Reports until 11:43, Thursday 21 May 2015
H1 DAQ (CDS, DCS)
david.barker@LIGO.ORG - posted 11:43, Thursday 21 May 2015 (18553)
summary of work to mitigate h1fw0 instability since tape library move

Stuart, Greg, Dan, Jim, Dave:

Since the LDAS tape library was moved from the OSB Computer Users Room (CUR) to the Warehouse (WH) on Tuesday 12th May h1fw0 became unstable. This came as a surprise, and we have been working over the past week and a half to understand the problem and implement a solution.

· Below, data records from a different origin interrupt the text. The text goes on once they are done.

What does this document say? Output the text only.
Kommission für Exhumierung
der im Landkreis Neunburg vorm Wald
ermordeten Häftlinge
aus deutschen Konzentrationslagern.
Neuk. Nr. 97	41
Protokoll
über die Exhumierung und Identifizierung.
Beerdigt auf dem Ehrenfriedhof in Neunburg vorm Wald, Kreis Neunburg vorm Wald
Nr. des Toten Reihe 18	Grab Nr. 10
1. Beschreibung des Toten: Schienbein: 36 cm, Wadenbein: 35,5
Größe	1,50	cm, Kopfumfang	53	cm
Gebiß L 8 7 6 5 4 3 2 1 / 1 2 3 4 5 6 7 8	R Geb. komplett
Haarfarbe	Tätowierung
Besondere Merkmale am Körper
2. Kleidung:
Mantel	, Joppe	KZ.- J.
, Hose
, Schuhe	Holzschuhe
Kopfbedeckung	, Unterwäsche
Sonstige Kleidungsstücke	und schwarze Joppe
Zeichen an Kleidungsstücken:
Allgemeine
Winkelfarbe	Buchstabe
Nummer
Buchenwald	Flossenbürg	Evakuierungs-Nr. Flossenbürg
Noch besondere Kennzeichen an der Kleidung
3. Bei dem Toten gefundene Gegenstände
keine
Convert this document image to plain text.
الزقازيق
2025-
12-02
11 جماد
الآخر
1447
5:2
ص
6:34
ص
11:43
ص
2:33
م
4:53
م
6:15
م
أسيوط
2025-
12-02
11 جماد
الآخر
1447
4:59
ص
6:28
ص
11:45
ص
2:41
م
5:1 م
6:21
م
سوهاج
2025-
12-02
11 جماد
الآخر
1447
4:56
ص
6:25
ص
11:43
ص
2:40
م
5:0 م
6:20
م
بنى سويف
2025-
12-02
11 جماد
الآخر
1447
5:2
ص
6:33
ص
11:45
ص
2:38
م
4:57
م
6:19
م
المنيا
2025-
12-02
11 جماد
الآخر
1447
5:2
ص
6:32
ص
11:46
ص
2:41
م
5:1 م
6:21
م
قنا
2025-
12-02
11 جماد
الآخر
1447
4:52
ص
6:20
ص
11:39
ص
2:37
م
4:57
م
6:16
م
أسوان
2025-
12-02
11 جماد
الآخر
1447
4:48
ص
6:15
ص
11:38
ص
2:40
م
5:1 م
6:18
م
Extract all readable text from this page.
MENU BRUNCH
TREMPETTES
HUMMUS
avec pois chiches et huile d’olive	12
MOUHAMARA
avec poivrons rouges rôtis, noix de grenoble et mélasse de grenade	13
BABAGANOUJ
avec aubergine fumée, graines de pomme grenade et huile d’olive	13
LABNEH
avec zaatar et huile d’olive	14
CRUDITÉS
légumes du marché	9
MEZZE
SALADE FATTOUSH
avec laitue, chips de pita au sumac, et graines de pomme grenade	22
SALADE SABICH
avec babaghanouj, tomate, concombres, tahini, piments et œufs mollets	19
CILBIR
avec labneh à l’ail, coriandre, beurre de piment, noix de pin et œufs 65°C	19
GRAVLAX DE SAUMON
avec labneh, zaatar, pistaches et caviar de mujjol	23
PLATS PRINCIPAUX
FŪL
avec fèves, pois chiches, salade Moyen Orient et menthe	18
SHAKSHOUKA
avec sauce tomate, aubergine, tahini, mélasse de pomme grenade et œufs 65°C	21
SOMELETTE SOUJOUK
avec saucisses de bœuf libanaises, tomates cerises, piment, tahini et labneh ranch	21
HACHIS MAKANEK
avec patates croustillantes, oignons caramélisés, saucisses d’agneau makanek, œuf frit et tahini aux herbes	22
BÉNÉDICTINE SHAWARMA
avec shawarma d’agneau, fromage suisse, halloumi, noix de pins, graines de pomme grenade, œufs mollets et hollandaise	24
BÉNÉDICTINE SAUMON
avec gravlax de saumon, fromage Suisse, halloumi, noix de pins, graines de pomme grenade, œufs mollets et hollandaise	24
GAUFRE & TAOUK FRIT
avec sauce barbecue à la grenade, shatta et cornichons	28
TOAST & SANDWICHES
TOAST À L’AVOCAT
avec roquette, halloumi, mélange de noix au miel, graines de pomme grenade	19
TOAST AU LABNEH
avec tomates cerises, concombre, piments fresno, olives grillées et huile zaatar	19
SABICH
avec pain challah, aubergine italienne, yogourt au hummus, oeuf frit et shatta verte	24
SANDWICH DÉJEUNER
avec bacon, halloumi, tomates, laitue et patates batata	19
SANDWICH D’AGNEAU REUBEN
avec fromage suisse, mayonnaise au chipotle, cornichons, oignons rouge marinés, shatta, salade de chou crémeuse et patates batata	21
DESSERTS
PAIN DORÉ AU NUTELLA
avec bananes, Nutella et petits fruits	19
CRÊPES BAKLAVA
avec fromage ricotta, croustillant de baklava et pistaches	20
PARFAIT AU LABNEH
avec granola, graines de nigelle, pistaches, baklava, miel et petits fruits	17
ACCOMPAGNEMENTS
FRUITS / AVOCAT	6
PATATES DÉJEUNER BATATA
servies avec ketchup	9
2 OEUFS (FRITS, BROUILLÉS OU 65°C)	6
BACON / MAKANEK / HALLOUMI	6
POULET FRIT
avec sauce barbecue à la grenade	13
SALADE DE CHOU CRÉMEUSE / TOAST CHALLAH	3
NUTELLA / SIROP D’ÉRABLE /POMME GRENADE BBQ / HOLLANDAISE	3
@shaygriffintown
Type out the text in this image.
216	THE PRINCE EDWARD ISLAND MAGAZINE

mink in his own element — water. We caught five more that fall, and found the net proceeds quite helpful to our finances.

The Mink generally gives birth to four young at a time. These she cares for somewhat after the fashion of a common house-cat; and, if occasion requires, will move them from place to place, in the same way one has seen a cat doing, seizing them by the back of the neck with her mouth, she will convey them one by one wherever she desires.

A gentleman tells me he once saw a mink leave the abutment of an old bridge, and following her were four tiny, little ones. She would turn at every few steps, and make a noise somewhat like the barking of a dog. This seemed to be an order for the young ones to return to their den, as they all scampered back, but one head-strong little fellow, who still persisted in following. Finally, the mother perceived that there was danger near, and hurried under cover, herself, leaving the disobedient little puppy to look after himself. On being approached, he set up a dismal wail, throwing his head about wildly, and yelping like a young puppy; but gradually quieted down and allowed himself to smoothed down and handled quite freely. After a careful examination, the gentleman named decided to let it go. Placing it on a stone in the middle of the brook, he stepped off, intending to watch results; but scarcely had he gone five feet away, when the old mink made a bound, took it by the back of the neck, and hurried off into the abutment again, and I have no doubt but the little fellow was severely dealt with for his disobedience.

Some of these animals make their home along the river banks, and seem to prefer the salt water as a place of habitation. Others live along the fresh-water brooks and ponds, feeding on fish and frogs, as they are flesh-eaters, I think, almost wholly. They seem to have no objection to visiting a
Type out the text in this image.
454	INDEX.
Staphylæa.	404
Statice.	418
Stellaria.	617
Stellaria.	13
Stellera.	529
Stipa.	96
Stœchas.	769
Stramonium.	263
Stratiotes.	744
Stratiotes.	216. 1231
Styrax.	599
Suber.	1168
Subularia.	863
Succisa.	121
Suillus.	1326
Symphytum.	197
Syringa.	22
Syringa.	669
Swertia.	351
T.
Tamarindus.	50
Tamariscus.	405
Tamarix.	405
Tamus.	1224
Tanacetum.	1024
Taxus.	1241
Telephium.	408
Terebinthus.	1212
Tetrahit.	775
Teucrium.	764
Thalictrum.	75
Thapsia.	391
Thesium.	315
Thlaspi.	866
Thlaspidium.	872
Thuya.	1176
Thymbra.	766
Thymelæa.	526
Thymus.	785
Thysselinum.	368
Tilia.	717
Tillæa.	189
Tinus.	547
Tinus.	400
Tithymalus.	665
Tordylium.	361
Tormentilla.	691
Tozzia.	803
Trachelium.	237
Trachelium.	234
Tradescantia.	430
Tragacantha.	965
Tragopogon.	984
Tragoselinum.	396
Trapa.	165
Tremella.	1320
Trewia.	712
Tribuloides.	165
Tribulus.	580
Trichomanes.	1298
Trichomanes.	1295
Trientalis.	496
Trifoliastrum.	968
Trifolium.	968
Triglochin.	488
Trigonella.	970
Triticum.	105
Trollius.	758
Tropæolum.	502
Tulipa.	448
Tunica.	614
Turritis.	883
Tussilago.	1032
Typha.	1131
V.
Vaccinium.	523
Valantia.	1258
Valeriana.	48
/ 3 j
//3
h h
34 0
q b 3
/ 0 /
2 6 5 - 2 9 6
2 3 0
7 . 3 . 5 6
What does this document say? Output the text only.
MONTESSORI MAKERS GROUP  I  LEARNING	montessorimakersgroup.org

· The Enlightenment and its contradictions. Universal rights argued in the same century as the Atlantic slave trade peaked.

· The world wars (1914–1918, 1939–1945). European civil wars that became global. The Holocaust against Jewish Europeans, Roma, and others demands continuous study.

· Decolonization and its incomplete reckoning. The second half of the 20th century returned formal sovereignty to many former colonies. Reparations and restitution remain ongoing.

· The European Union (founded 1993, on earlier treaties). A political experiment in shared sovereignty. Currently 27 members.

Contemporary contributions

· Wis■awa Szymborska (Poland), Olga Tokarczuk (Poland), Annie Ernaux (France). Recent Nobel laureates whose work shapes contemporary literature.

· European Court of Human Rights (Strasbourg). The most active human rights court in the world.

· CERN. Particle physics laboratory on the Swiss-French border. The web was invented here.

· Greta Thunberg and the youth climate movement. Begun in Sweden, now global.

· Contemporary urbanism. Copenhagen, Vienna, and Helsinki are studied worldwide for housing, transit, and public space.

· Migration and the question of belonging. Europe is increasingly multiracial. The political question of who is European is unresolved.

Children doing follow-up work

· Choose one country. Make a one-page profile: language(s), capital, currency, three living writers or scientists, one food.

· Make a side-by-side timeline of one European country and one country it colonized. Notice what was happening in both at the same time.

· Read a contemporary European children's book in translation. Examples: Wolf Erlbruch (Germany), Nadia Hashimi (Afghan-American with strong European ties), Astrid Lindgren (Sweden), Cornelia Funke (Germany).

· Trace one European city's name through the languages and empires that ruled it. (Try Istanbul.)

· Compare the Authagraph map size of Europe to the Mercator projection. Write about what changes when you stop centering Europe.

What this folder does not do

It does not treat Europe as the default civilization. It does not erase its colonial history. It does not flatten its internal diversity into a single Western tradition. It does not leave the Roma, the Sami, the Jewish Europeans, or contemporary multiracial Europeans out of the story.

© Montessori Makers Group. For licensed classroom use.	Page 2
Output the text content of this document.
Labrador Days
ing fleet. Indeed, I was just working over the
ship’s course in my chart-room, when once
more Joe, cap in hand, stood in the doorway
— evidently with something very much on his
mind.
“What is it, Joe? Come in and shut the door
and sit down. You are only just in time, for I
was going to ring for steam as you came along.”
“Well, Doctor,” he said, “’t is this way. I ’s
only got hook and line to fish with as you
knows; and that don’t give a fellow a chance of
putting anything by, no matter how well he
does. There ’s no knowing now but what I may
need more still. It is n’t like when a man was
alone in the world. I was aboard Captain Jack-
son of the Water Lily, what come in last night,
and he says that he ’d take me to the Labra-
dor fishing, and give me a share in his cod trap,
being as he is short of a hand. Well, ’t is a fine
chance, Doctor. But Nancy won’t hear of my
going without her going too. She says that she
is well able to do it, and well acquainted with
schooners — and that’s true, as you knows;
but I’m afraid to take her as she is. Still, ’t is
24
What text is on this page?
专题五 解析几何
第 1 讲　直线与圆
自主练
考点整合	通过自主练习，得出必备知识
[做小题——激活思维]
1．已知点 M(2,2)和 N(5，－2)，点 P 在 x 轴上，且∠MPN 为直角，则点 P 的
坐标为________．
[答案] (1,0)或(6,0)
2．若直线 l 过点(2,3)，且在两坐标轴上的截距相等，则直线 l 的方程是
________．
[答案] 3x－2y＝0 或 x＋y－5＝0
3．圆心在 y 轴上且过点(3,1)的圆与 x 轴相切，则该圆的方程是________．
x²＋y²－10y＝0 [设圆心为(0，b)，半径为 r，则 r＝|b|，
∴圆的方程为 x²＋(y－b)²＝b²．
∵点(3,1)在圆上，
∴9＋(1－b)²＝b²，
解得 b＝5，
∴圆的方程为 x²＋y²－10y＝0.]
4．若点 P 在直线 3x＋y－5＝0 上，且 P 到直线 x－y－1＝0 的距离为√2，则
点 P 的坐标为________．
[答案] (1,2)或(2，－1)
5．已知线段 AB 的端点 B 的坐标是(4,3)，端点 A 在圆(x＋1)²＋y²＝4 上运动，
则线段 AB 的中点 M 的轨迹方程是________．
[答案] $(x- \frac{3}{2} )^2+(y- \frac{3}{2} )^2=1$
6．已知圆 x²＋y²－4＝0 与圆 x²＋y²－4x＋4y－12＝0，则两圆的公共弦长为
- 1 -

When the Tape Library was in the CUR, it was in fiber optics connection with LDAS in the LSB via the multimode patch panel in the CUR. In the WH, the tape library was added to the H1 DAQ Q-Logic Fiber Channel Switches (FCS). At this point the tape traffic along with h1fw0's traffic are sent via single mode to the LSB. We think this additional data traffic on these switches is the root cause of h1fw0's instability problems.

Upon further investigation, data errors were seen on one of the FCS in the LSB, which correlate to frame errors on the LDAS SATABOY, which then correlate to h1fw0 restarts.

For the pair of FCS (one in MSR, one in LSB) which are showing the error, we tried using a different single mode link between the buildings and a different patch cable in the LSB. The error rate was unchanged.

When LDAS stop all access to the Tape Library, h1fw0 becomes stable again. So we know its the additional traffic which is expressing the core problem.

So where do we stand now? Dan has several single mode SFPs on order which will be here for next Tuesday maintenance. We plan on replacing the SFPs in the FCS pair to get back to where we wanted to be on 5/12. To get through this weekend, Dan has done the following:

For the FCS pair which the glitchy link, the single mode SFPs have been turned off. To permit packets from this FCS to get to LSB, a multimode fiber optics link was made between the MSR FCS.

This change was made at 15:40 PDT Wed 5/20 and the tape library was ramped up to full operation, h1fw0 has been stable since then (20 hours), so it looks like a good short term solution for this upcoming long weekend.